EDITORIALS

It’s time to borrow to invest in Maine

Standing by the ballot box, ward clerk Charlie Rich watches as voters at the Abraham Lincoln School in Bangor prepare to cast their votes on the proposed racino in the city and state bond issues in June 2003.
Linda Coan O'Kresik | BDN
Standing by the ballot box, ward clerk Charlie Rich watches as voters at the Abraham Lincoln School in Bangor prepare to cast their votes on the proposed racino in the city and state bond issues in June 2003. Buy Photo
Posted April 06, 2012, at 3:47 p.m.

No state borrowing was put before voters last year, a rare occurrence indeed. But then, Republicans winning control of the Maine House of Representatives, Senate and Blaine House also is a rare occurrence.

As the Legislature nears the finish line of this session, Democrats are putting bonds back on the table. Republicans should give serious consideration to approving the borrowing plan, which focuses on boosting and sustaining the economy.

Despite the likely hue and cry against bonding — the phrase “you can’t borrow your way to prosperity” is sure to be a refrain — Democrats are right in returning to this mechanism of paying for big-ticket items for several reasons. First among them is the clear need for investment in several key areas; such investment has been impossible in the last several years as the Legislature has scrambled to keep the budget balanced.

Rep. Emily Cain, the Democrats’ leader in the House, outlines five key areas where bond funding should be directed. They are roads, bridges and rail; research and development; educational infrastructure; water and wastewater treatment; and land conservation. These are areas that Maine voters have agreed to borrow and fund before, so they are likely to embrace such spending again.

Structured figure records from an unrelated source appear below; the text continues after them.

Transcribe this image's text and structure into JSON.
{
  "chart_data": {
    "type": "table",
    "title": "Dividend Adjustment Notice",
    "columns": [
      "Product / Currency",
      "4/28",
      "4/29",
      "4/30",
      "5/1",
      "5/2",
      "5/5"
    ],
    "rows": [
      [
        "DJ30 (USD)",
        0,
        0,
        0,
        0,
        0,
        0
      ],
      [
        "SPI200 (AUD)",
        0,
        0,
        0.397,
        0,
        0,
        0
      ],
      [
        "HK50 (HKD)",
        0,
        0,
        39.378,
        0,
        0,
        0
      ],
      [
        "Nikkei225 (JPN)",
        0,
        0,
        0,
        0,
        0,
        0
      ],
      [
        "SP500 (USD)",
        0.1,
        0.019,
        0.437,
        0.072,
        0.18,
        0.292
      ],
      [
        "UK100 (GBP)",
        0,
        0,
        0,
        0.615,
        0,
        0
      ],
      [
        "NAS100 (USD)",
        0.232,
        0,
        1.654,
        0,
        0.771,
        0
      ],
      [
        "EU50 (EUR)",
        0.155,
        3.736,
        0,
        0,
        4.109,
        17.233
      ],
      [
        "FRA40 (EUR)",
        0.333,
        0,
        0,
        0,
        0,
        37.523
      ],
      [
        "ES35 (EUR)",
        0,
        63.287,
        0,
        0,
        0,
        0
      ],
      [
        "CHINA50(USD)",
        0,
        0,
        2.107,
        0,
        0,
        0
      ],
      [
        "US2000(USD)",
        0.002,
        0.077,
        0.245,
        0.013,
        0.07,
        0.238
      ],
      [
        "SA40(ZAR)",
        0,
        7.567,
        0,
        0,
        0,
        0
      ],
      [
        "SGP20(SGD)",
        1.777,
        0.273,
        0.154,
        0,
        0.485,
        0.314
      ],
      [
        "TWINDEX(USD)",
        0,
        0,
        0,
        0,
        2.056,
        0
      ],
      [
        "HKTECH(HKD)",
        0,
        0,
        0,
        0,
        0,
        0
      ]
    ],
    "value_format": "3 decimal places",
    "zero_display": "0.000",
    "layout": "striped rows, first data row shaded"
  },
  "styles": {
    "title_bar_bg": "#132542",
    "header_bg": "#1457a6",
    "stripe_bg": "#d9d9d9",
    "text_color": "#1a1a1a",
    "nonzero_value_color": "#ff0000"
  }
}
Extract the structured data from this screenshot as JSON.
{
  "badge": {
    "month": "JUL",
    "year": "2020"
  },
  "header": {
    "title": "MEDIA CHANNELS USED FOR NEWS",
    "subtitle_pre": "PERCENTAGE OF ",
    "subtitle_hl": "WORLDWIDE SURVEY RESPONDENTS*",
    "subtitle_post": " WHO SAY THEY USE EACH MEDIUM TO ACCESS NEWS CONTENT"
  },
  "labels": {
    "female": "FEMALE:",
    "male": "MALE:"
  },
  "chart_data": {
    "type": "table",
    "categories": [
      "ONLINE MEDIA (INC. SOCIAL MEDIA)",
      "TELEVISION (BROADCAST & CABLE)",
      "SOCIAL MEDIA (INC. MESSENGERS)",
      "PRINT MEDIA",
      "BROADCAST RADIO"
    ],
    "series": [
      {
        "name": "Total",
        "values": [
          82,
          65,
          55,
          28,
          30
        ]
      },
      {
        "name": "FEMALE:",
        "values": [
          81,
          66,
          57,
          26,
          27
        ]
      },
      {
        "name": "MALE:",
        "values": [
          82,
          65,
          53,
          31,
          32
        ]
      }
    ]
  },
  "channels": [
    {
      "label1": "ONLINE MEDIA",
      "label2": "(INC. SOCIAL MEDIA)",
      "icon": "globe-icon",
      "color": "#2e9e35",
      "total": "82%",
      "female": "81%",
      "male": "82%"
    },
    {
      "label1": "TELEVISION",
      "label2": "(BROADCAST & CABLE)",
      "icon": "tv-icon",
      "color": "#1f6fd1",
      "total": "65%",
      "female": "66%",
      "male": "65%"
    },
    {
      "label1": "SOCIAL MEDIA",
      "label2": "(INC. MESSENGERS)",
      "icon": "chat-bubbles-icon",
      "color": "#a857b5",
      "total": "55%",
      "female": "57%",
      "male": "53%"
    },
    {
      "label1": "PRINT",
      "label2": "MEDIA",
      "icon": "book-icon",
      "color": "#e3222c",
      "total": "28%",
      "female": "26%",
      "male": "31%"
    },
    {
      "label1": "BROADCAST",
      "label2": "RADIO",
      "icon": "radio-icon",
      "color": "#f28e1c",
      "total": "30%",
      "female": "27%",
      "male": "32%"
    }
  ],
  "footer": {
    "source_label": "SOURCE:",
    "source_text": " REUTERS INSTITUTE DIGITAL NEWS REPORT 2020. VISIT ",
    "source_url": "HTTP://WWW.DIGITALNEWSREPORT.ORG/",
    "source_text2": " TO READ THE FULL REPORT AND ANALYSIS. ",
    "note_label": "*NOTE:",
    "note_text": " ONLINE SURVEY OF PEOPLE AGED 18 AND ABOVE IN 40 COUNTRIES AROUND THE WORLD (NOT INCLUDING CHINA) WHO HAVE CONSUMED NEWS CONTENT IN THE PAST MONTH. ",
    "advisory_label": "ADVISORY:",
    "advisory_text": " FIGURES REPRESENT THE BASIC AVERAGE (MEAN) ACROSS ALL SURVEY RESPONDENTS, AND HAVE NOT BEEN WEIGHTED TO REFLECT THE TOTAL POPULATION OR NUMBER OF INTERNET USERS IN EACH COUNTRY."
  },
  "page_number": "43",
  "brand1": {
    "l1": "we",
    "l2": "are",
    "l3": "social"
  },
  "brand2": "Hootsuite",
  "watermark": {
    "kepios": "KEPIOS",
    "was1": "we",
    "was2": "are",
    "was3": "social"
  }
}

Making the case for the road and bridge work is easy, Rep. Cain says. She’s right. Bond funding would not be applied to some new sexy projects, but rather to the Department of Transportation’s existing work plans. The state is behind on many of those projects, as anyone who travels Maine roads knows. Railroad improvement also would get some funding. Transportation bond spending produces jobs quickly.

A better way to support research and development has emerged in recent years. The Maine Technology Asset Fund was created to field grant requests. The fund needs to be replenished. Winning applications are those that join public, private and educational endeavors. And endeavors that boost business and create jobs also get high marks. This is investment that will see returns over the next decade, helping Maine turn the corner from relying on low-tech jobs toward jobs in biotech, marine science, innovative agriculture, composites and energy.

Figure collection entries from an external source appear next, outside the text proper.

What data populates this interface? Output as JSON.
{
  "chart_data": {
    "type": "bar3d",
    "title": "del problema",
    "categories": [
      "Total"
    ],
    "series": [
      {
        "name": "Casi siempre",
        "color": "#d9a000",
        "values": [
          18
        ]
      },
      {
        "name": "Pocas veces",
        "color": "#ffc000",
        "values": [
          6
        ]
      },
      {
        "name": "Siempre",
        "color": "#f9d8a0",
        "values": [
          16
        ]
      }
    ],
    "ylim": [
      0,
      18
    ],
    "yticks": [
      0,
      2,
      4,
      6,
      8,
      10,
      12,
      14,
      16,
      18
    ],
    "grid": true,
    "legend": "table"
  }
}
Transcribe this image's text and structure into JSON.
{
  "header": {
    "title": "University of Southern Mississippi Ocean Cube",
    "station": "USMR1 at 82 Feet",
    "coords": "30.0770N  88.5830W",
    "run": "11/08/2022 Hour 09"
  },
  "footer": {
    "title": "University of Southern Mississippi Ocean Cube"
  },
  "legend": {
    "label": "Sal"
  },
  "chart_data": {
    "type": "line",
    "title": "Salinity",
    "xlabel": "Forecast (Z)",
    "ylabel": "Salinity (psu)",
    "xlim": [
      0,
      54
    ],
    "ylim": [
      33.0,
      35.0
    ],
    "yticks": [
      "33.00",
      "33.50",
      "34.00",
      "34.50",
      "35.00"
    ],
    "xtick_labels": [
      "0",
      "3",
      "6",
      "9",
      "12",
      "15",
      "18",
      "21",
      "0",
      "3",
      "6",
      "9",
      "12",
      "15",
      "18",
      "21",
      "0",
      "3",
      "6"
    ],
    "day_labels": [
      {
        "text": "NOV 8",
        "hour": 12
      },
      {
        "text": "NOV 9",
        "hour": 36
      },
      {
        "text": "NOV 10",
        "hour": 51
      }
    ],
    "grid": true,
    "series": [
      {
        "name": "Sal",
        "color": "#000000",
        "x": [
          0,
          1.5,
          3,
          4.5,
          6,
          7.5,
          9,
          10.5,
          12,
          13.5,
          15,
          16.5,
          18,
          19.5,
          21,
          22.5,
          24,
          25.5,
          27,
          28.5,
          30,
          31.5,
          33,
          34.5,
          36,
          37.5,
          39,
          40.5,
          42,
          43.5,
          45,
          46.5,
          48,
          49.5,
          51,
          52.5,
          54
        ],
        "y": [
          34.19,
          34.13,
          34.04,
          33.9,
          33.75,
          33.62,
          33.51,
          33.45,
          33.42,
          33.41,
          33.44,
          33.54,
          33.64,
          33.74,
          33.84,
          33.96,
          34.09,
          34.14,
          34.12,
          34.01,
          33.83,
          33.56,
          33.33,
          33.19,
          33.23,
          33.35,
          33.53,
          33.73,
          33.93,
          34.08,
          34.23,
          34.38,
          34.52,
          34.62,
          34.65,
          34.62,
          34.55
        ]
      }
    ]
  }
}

The educational infrastructure bond would pay for new or improved classrooms and labs in the state university system. This is part of the state’s recognition of the importance of focusing on STEM education: science, technology, engineering and mathematics. Giving lip service to the importance of these disciplines is not enough; we must provide the tools to teach them.

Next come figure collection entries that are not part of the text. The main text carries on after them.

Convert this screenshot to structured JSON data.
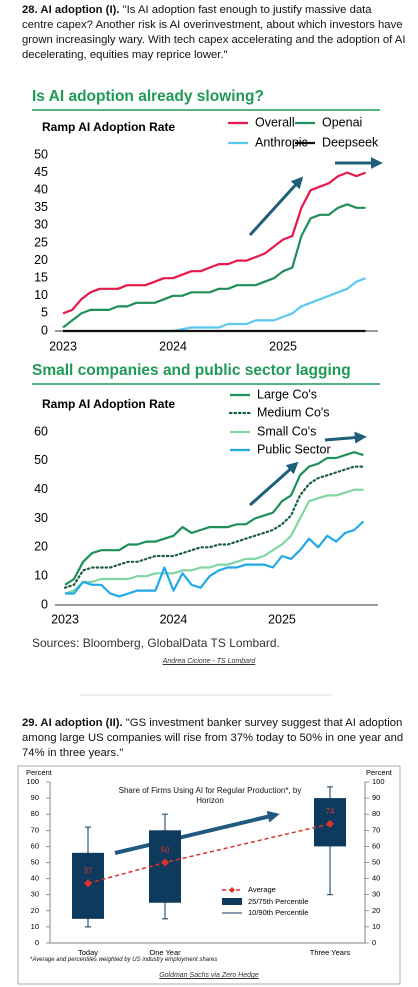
{
  "sections": [
    {
      "heading": "28. AI adoption (I).",
      "text": "\"Is AI adoption fast enough to justify massive data centre capex? Another risk is AI overinvestment, about which investors have grown increasingly wary. With tech capex accelerating and the adoption of AI decelerating, equities may reprice lower.\""
    },
    {
      "heading": "29. AI adoption (II).",
      "text": "\"GS investment banker survey suggest that AI adoption among large US companies will rise from 37% today to 50% in one year and 74% in three years.\""
    }
  ],
  "source": "Sources: Bloomberg, GlobalData TS Lombard.",
  "credits": [
    "Andrea Cicione - TS Lombard",
    "Goldman Sachs via Zero Hedge"
  ],
  "chart_data": [
    {
      "type": "line",
      "title": "Is AI adoption already slowing?",
      "subtitle": "Ramp AI Adoption Rate",
      "categories": [
        "2023",
        null,
        null,
        null,
        null,
        null,
        null,
        null,
        null,
        null,
        null,
        null,
        "2024",
        null,
        null,
        null,
        null,
        null,
        null,
        null,
        null,
        null,
        null,
        null,
        "2025",
        null,
        null,
        null,
        null,
        null,
        null,
        null,
        null,
        null
      ],
      "ylim": [
        0,
        50
      ],
      "yticks": [
        0,
        5,
        10,
        15,
        20,
        25,
        30,
        35,
        40,
        45,
        50
      ],
      "series": [
        {
          "name": "Overall",
          "color": "#e8174a",
          "values": [
            5,
            6,
            9,
            11,
            12,
            12,
            12,
            13,
            13,
            13,
            14,
            15,
            15,
            16,
            17,
            17,
            18,
            19,
            19,
            20,
            20,
            21,
            22,
            24,
            26,
            27,
            35,
            40,
            41,
            42,
            44,
            45,
            44,
            45
          ]
        },
        {
          "name": "Openai",
          "color": "#1f8f5a",
          "values": [
            1,
            3,
            5,
            6,
            6,
            6,
            7,
            7,
            8,
            8,
            8,
            9,
            10,
            10,
            11,
            11,
            11,
            12,
            12,
            13,
            13,
            13,
            14,
            15,
            17,
            18,
            27,
            32,
            33,
            33,
            35,
            36,
            35,
            35
          ]
        },
        {
          "name": "Anthropic",
          "color": "#5bc8ef",
          "values": [
            0,
            0,
            0,
            0,
            0,
            0,
            0,
            0,
            0,
            0,
            0,
            0,
            0,
            0.5,
            1,
            1,
            1,
            1,
            2,
            2,
            2,
            3,
            3,
            3,
            4,
            5,
            7,
            8,
            9,
            10,
            11,
            12,
            14,
            15
          ]
        },
        {
          "name": "Deepseek",
          "color": "#111111",
          "values": [
            0,
            0,
            0,
            0,
            0,
            0,
            0,
            0,
            0,
            0,
            0,
            0,
            0,
            0,
            0,
            0,
            0,
            0,
            0,
            0,
            0,
            0,
            0,
            0,
            0,
            0,
            0,
            0,
            0,
            0,
            0,
            0,
            0,
            0
          ]
        }
      ]
    },
    {
      "type": "line",
      "title": "Small companies and public sector lagging",
      "subtitle": "Ramp AI Adoption Rate",
      "categories": [
        "2023",
        null,
        null,
        null,
        null,
        null,
        null,
        null,
        null,
        null,
        null,
        null,
        "2024",
        null,
        null,
        null,
        null,
        null,
        null,
        null,
        null,
        null,
        null,
        null,
        "2025",
        null,
        null,
        null,
        null,
        null,
        null,
        null,
        null,
        null
      ],
      "ylim": [
        0,
        60
      ],
      "yticks": [
        0,
        10,
        20,
        30,
        40,
        50,
        60
      ],
      "series": [
        {
          "name": "Large Co's",
          "color": "#1f8f5a",
          "values": [
            7,
            9,
            15,
            18,
            19,
            19,
            19,
            21,
            21,
            22,
            22,
            23,
            24,
            27,
            25,
            26,
            27,
            27,
            27,
            28,
            28,
            30,
            31,
            32,
            36,
            38,
            45,
            48,
            49,
            51,
            51,
            52,
            53,
            52
          ]
        },
        {
          "name": "Medium Co's",
          "color": "#1b5e3b",
          "dash": "dotted",
          "values": [
            6,
            7,
            12,
            13,
            13,
            13,
            14,
            15,
            15,
            16,
            17,
            17,
            17,
            18,
            19,
            20,
            20,
            21,
            21,
            22,
            23,
            24,
            25,
            26,
            28,
            31,
            38,
            42,
            44,
            45,
            46,
            47,
            48,
            48
          ]
        },
        {
          "name": "Small Co's",
          "color": "#7fd6a0",
          "values": [
            4,
            5,
            8,
            8,
            9,
            9,
            9,
            9,
            10,
            10,
            11,
            11,
            11,
            12,
            12,
            13,
            13,
            14,
            14,
            15,
            16,
            16,
            17,
            19,
            21,
            24,
            30,
            36,
            37,
            38,
            38,
            39,
            40,
            40
          ]
        },
        {
          "name": "Public Sector",
          "color": "#21a9e8",
          "values": [
            4,
            4,
            8,
            7,
            7,
            4,
            3,
            4,
            5,
            5,
            5,
            13,
            5,
            11,
            7,
            6,
            10,
            12,
            13,
            13,
            14,
            14,
            14,
            13,
            17,
            16,
            19,
            23,
            20,
            24,
            22,
            25,
            26,
            29
          ]
        }
      ]
    },
    {
      "type": "box",
      "title": "Share of Firms Using AI for Regular Production*, by Horizon",
      "y_label": "Percent",
      "y2_label": "Percent",
      "categories": [
        "Today",
        "One Year",
        "Three Years"
      ],
      "ylim": [
        0,
        100
      ],
      "yticks": [
        0,
        10,
        20,
        30,
        40,
        50,
        60,
        70,
        80,
        90,
        100
      ],
      "y2lim": [
        0,
        100
      ],
      "y2ticks": [
        0,
        10,
        20,
        30,
        40,
        50,
        60,
        70,
        80,
        90,
        100
      ],
      "mean": {
        "name": "Average",
        "color": "#d9342b",
        "values": [
          37,
          50,
          74
        ]
      },
      "box": {
        "name": "25/75th Percentile",
        "color": "#0e3a5e",
        "low": [
          15,
          25,
          60
        ],
        "high": [
          56,
          70,
          90
        ]
      },
      "whisker": {
        "name": "10/90th Percentile",
        "color": "#0e3a5e",
        "low": [
          10,
          15,
          30
        ],
        "high": [
          72,
          80,
          97
        ]
      },
      "note": "*Average and percentiles weighted by US industry employment shares"
    }
  ]
}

Water quality and wastewater treatment bond funds help municipalities upgrade or expand these essential facilities. Often, upgrades allow new commercial or residential development in a community, so in addition to providing for public health, spending in this area is a way to help the local economy.

Finally, the Land for Maine Future fund would be replenished with bond money. In recent years, the fund has paid to preserve working waterfront property and farms. All of what the program does enhances Maine’s quality of place, which is essential to our future.

Interest rates remain at historic lows, so the time is right to bond, even if the total borrowing is in the $100-million-plus range. The state treasurer is likely to predict that Maine’s bond rating will plummet, interest rates will rise and the sky will fall if bonds are put on the ballot. But voters will have the final say.

Rep. Cain notes that Maine typically bonds for 10 years, not 20 or 30 as other states do. The rule of thumb in Augusta is that payment for bonds — past and present — should not exceed 5 percent of General Fund spending. This group of bonds would remain in that range, she said.

Republicans in the Legislature should tweak the spending plans as needed, but prepare to support them. It’s time to return to investing in our future.